We were finally ready for Madge.

We chose a quality, inexpensive paper (French paper), set text on the bed of the press (which involved orienting each block of text’s direction to correspond to how the sheet of paper would finally be folded), and spent two hours filling the chase with wooden furniture (we learned the hard way to never eyeball the size of furniture needed after getting nowhere for 40 minutes—always measure). After oiling Madge’s moveable parts, we worked the ink out smooth (which took about ten minutes as the room was cold), and used inking balls to deposit, or “kiss,” ink onto the type. We printed copies of the front of the sheet first, which took about two hours, and then set and printed the back, which took another three. While time-consuming, the printing portion itself felt swift after the long hours of preparation. At many points while doing the pre-printing labor, we couldn’t help but comment on how inefficient and time-consuming the typesetting process felt. Was this process overall really better than writing when it was introduced? However, once we began operating the press and making prints, as inexperienced and “short-staffed” as we were, we were able to print 2o copies of each side in less than two hours. As we gained personal insight into the process as a whole, we were able to think more clearly about the divisions of labor and skill in an early modern printing house, and how this process, though laborious, would be streamlined and—in fact—very productive and efficient.

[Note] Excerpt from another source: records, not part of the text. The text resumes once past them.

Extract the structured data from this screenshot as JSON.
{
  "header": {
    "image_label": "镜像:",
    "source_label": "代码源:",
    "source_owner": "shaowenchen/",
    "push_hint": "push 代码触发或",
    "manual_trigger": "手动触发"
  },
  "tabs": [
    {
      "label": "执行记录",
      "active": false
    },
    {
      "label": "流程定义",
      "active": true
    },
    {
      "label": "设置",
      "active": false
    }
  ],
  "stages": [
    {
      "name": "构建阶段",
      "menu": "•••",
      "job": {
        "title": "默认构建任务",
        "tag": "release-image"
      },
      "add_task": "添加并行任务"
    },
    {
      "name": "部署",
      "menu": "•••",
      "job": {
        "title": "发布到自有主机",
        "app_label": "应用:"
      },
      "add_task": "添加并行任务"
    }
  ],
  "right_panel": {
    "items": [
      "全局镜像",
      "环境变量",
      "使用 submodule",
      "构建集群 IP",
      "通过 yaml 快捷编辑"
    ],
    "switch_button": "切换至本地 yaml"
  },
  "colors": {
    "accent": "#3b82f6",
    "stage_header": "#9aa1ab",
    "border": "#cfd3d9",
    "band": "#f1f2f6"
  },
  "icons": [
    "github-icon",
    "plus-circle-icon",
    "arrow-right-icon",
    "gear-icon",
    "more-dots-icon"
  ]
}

Maybe it was Stockholm Syndrome after the many hours working with/next to Madge in the Maker Lab, but she became the first machine I ever truly learned to know and, to my surprise, care about. It was hard not to—there is an intimacy to learning the ins and outs of a machine, and they have their own temperaments. Things need to be done just so in order for Madge to give you the prints you aim for (e.g. having to do hours of careful composing and preparation before even setting the press; diligent oiling to ensure it rolls and twists smoothly; carefully cleaning up ink from the chase and furniture after every printing; learning just the right amount of ink to deposit so that the weight of Madge’s platen doesn’t smudge the letters, etc.). We even see the continuous relationship and intimacy between human and machine reflected in the way parts of the press were named in the early modern period after human body parts (e.g., the “cheeks,” “head,” “feet,” etc.). Even pieces of type themselves have a “face,” “body,” and even a “beard.”

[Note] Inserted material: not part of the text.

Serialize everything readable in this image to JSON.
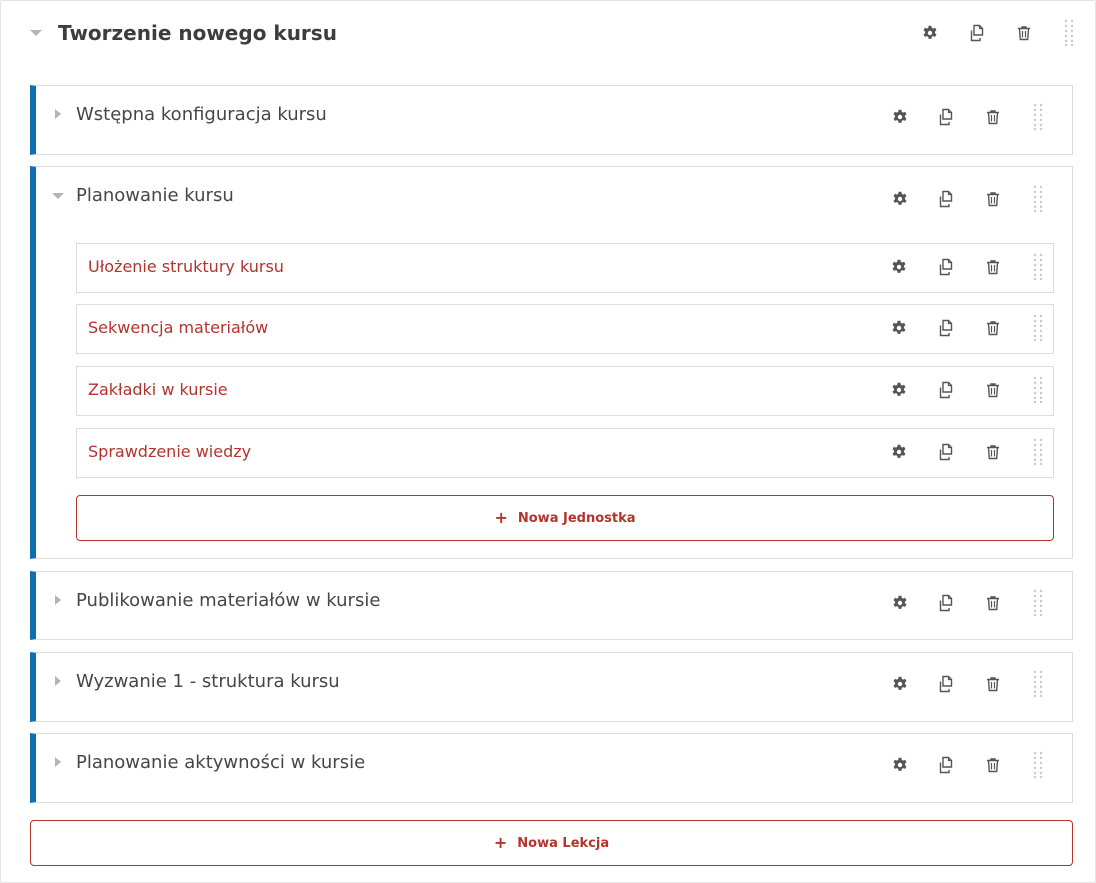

Five years later, and after many hours at the press, I can finally understand how humans can feel such a connection to the machines they work with, whatever they may be. Like another person, one grows to know a machine. I now teach others how to operate Madge in courses I’ve taught and TA’d for, and see the same response to Madge from many of my students, who often experience and develop their own individual relationships to our beloved press. Coming full circle, this spring I even had the chance to co-instruct with Patricia Fumerton the very printing course I first took in 2017.

Soon, pandemic-willing and if the university lets us keep our Maker Lab that houses Mad Madge going, we’ll be building a wooden common press from the ground up. Doing so will entail pushing our collective knowledge of presses even further into not only how to use a press, but how each individual part, no matter how small, functions to create the whole.

And I’m sure once we’re done, we’ll all love it (almost) as much as Madge.